Your “simple” may be too simplistic

We’re regularly told to keep things simple; to produce simple designs, to keep your application “globally simple”, to reduce complexity. But it can often seem as if simplicity is itself a goal, regularly quoted as best practice without explanation. So what should it mean in practice and how can the “simplest solution” be achieved?

I believe the origins of this quest for simplicity lie in Extreme Programming’s (XP) suggestion that we produce “The simplest design that could possibly work” (based on the subjective TUBE qualities of simple code design). It’s great but rather vague advice which is regularly used as a justification for pedestrian solutions, never ending “refactorings” and both naive and, ironically, over complicated designs.

There is an excellent chapter in “Extreme Programming Explained” (Ken Auer, Roy Miller) all about this idea, unfortunately I’ve been unable to find it online but you will certainly not regret buying the book. In it Ken Auer explains:

Simple Design Can Be a Business Decision

And it is this focus on involving the customer that is too often ignored. Here’s an example from a recent project:

Customer: We want to be able to perform a batch of searches as other departments often give us long lists in Excel and we’ve got one coming in next month that’s really important

Product Owner: Ok, so we’ll need a new web page for the upload of the list, then it’ll take a long time to do the search so we’ll need to have a way of getting the results back to you asynchronously, maybe when you log in, and you’ll need to know what searches are in progress…

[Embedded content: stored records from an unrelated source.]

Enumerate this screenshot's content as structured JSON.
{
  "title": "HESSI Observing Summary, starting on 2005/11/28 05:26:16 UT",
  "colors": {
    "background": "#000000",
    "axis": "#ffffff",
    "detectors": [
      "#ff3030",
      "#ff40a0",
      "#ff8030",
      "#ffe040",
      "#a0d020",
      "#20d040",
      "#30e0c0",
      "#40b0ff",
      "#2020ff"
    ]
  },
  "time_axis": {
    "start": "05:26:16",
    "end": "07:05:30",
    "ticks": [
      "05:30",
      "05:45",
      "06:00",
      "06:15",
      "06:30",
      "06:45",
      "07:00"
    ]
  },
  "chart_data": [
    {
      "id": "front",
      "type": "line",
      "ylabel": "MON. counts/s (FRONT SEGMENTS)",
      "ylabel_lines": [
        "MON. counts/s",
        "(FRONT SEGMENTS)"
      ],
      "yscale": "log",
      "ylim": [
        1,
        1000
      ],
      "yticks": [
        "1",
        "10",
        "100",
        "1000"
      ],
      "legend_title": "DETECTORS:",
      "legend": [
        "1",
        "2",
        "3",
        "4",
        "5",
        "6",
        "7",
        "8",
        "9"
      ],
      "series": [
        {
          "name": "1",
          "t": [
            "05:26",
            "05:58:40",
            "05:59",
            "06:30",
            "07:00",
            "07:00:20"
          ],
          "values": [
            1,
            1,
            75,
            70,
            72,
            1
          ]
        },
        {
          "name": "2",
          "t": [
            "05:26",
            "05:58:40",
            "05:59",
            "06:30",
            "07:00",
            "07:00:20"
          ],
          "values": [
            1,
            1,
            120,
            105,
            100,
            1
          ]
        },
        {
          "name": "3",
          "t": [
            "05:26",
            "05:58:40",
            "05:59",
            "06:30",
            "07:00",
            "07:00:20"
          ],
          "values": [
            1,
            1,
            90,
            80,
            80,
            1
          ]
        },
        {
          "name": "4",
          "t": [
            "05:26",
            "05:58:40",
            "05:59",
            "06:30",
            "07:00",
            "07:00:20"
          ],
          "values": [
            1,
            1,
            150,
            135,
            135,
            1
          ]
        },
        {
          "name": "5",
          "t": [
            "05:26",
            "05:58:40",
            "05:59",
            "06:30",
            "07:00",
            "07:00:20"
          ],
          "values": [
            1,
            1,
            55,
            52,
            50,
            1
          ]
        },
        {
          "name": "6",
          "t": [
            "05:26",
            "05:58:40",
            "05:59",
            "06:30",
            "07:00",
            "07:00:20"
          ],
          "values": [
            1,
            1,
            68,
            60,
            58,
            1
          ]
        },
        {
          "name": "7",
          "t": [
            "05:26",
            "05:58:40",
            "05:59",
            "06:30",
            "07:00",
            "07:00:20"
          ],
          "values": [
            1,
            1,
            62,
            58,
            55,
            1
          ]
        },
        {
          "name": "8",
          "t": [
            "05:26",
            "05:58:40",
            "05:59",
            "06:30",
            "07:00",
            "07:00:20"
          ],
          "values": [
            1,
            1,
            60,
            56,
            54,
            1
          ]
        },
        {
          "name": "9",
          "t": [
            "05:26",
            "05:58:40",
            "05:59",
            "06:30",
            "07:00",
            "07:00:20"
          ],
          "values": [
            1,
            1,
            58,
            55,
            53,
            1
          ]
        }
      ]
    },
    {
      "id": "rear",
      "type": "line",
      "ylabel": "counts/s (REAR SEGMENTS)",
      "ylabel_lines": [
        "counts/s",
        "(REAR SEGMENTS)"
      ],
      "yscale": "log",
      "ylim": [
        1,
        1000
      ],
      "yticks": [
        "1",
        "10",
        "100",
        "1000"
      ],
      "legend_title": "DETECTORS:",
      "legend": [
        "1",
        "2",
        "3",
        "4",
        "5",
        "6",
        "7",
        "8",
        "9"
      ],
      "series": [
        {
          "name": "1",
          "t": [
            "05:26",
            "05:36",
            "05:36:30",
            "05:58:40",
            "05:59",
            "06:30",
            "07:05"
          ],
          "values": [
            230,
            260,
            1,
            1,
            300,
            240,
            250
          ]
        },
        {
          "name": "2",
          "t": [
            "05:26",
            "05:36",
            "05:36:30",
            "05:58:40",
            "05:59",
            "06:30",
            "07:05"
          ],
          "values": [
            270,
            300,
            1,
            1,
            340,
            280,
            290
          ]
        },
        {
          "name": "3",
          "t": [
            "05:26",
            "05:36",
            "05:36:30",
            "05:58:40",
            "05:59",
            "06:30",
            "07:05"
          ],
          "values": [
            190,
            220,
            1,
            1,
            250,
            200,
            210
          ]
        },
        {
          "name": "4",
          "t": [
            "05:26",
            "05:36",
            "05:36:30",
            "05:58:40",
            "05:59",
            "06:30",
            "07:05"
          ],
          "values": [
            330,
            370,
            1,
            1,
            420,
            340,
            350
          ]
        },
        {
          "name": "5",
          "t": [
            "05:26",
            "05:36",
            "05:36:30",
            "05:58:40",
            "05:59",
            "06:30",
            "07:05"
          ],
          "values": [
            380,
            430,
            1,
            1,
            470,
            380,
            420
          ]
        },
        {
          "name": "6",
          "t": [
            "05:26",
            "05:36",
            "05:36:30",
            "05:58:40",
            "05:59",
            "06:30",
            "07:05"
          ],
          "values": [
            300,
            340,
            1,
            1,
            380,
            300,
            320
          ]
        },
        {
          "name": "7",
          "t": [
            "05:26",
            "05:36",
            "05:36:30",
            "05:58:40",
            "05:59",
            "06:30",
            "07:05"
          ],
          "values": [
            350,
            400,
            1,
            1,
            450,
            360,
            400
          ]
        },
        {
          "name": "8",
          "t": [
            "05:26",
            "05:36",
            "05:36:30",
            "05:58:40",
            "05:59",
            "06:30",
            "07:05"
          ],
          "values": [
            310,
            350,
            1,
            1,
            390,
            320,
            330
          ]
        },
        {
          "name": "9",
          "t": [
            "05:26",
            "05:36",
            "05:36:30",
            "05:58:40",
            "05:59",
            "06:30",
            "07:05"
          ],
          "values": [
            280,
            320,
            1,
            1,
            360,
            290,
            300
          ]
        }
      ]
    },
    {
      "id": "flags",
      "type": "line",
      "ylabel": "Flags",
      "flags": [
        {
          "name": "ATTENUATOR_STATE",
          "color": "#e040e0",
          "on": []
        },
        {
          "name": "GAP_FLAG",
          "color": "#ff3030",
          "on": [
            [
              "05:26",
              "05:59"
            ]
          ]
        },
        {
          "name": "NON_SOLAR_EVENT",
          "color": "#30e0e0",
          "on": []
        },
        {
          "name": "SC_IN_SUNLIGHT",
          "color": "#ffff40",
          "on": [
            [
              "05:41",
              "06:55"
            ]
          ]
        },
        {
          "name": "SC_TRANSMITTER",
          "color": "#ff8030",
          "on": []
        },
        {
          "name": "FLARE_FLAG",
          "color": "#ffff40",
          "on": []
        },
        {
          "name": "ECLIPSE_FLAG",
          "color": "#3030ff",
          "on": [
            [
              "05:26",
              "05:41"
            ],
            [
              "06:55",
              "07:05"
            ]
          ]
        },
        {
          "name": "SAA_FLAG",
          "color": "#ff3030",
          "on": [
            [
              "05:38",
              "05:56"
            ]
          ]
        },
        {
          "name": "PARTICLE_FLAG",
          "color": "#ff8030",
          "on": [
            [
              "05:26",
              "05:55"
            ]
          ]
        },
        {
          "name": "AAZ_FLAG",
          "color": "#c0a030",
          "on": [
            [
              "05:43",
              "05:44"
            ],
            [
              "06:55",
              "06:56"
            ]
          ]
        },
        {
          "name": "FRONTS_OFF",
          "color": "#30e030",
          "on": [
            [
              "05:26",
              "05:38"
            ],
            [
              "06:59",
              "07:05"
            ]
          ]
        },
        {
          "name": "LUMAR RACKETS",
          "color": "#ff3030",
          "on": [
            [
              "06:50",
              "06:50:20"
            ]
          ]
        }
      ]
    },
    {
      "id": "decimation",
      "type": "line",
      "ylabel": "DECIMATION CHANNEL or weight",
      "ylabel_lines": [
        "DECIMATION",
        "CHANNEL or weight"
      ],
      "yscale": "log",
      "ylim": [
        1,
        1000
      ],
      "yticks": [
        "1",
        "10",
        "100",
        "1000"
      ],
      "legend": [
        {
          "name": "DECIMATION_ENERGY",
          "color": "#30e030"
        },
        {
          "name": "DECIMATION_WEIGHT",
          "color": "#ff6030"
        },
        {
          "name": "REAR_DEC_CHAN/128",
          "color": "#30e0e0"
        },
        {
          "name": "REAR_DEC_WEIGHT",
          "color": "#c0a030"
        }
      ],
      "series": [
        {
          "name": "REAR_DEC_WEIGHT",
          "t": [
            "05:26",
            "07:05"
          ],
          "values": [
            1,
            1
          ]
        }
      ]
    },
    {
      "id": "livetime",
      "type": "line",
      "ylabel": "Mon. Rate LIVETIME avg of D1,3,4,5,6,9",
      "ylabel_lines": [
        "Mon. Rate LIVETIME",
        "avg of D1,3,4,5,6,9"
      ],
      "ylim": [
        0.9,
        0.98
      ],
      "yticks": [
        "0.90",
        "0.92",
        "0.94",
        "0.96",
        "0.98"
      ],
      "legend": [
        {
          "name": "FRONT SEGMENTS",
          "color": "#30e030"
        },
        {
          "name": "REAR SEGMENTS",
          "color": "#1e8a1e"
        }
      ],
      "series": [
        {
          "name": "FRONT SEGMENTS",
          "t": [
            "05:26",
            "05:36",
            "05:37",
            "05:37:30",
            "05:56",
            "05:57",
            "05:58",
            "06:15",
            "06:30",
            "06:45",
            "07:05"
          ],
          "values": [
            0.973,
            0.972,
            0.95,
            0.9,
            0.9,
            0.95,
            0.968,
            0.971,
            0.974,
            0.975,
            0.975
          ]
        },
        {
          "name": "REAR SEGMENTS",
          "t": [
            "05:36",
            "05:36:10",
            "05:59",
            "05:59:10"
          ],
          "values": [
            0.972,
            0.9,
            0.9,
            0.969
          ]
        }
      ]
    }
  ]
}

Project Manager: Hold on, this is already sounding like lots of work, what’s the minimum we need to do to get the feature ready for this upcoming list next month?

Customer: I need to search for every item in the list to see it it is a full or partial match of anything currently in our database

Developer: Well, the search isn’t difficult and since the system has access to the file system we could just provide you with a folder to drop the list in and the system could pick it up automatically. It could search through the names in the background then drop a file of results back to the folder when it’s done, whether that takes a few minutes or hours.

Customer: That’s everything I need for next month…

The result of this “simplest possible” design was:

  1. The scope of the task was kept small
  2. The complexity of the system increased (this was inevitable as we just added a new feature)
  3. The customer was able to try out the new “bulk search” quickly as fewer features enabled a faster turnaround
  4. The customer got to decide whether any more money needed to be spent on this feature after trying it

Stories are feature-boxing

So the simplest design, in this case, had nothing to do with how the code was written, rather it was concerned with how this valuable new feature could be delivered most effectively.

Our single story was effectively a “feature-box” which, like Scrum’s time-boxing, allowed the development effort to focus on what was the minimum necessary to achieve the customer’s initial goal.

Does the simplest solution have the simplest code?

There is a misguided notion that the simplicity of the code’s design, or some idea of architectural simplicity, is what we should be aiming for with every completed story.

Simplicity in code is where the design and the implementation get confused, the code simplicity is always going to be a compromise of developer ability, re-use, timescale and budget with the developer creating the most effective code within those constraints.

The simplest code is no code at all

Minimum Viable Product (MVP) is closely related to this idea of producing the most effective solution to a business problem since there is no benefit in producing anything more than the simplest solution possible so that we can delivery quickly and start learning about the feature we just added and, possibly, remove it if it doesn’t work or isn’t necessary; no code is always simpler than some!

Iteration can reduce code complexity

If code’s simplicity, that is lack of complexity, is your goal then treating simplicity as a business decision will still help. It’s counter-intuitive but adding features iteratively usually leads to “simpler” design – that is code that is cleaner, more cohesive and more manageable.

How? I’ll use the original example of a “bulk search” to explain; consider these 2 scenarios:

  1. The team builds the entire Web-based solution first suggested by the Product Owner before releasing it. When the customer gets to use the product they find that the search is not accurate enough and the format of the results on screen is unfriendly. The development team fixes the problem by modifying code for the search and display.
  2. The team builds the “file system” approach – a way to perform the search spending minimum time on ingest and presentation of results. Having released the search, the customer finds it is not accurate so for the next iteration the team rewrite the entire search based on the customer feedback, it’s released and the team moves on to improving the ingest and then eventually the presentation.

The second case will produce more coherent code because each iteration is focussed on releasing an effective solution which inevitably means less code is produced per iteration which in turn means throwing some or all of that code away is easy.

The first case leaves the team saddled with more complex code (since it is for more features) which, at the very least, makes it harder to refactor and at worst causes the team to dabble in minor changes around the existing solution, usually because they spent so much time implementing it seems wasteful to start again. In fact the waste has already occurred.

The second approach gives the customer more control over what is delivered, turning simple design into a business decision, not an architecture decision, product design decision or development decision.